Ellice managed to surprise him.

"You must come in," she said as she pushed open the screen door. Gideon began to feel that there was something more deeply wrong about Ellice's expression. "Come on, wipe your feet."

Gideon did as requested, disturbed that she hadn't even asked for his identification.

"Who is it, Ellie?" The male voice repeated. It came from upstairs.

Ellice called up the stairs. "It's one of Julia's friends.

He's from Washington." She held out a hand and said, "Can I take your jacket?"

Gideon looked at her hand, spotted and trembling slightly. He thought of the gun clipped to his belt. "If you don't mind, I'd like to keep it on."

Ellice walked into the house and asked, "Can I get you some coffee, tea—"

Gideon followed into her living room and nodded. "Coffee would be great, thanks." Did she just not hear him say "detective" or "police?"

"Please, sit down," she motioned to a long yellow couch.

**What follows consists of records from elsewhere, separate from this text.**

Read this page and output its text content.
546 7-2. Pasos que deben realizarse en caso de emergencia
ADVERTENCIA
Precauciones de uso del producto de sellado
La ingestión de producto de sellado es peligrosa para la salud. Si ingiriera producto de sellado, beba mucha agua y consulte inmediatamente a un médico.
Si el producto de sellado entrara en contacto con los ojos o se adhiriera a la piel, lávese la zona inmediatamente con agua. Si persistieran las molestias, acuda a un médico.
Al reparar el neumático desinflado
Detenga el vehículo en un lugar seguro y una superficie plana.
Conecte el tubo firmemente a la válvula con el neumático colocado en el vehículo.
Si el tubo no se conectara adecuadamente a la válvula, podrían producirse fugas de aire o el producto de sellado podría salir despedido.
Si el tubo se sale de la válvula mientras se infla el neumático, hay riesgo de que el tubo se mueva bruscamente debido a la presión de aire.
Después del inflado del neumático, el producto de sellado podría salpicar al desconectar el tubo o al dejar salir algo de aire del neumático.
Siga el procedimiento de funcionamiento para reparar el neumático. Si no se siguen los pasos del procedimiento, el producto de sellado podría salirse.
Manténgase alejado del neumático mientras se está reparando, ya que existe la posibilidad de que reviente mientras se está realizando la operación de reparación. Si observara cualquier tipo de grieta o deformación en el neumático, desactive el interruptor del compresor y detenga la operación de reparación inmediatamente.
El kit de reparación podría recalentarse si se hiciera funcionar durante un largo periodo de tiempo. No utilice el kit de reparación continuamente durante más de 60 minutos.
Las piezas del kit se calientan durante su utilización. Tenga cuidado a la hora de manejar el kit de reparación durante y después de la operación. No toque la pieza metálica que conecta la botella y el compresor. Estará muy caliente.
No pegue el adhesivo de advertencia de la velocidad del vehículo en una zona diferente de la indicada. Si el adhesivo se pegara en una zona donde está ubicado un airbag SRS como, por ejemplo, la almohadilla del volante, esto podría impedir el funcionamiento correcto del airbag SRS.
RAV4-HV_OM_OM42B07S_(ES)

Gideon sat and looked around at the house that Julia Zimmerman must have grown up in. The decor was a few decades out of sync. The wallpaper was faded geometric shapes on a mylar backing that was worn to a matte gray. A pair of olive-green enamel table lamps flanked the lemon-yellow couch. A long dead console television sat across the room from an equally ancient Hammond organ whose fake wood-grain lamination was separating from the particleboard beneath it. A fat pink princess phone sat on one of the end tables like a dead salmon.

Unlike Julia's mantel, the mantel here, across from the couch, was covered with pictures. The frames crowded the space and climbed up the wall to either side of the flat mirror mounted above the faux gas fireplace. Most of the pictures seemed to be of Julia or the younger woman— Gideon suspected a younger sister.

Gideon stared at a number of the pictures and had the eerie realization that none of them seemed to be more recent than Julia's high school graduation. He heard someone coming down the stairs, preceded by the odor of pipe smoke.

The man stepped out into the living room. David Zimmerman was a tall man, stockily built. His hair was still brown, but had receded considerably. He wore thick trifocal glasses that fractured his eyes when he looked at Gideon. He was shaking his head, and seemed about to say something when his wife returned with the coffee.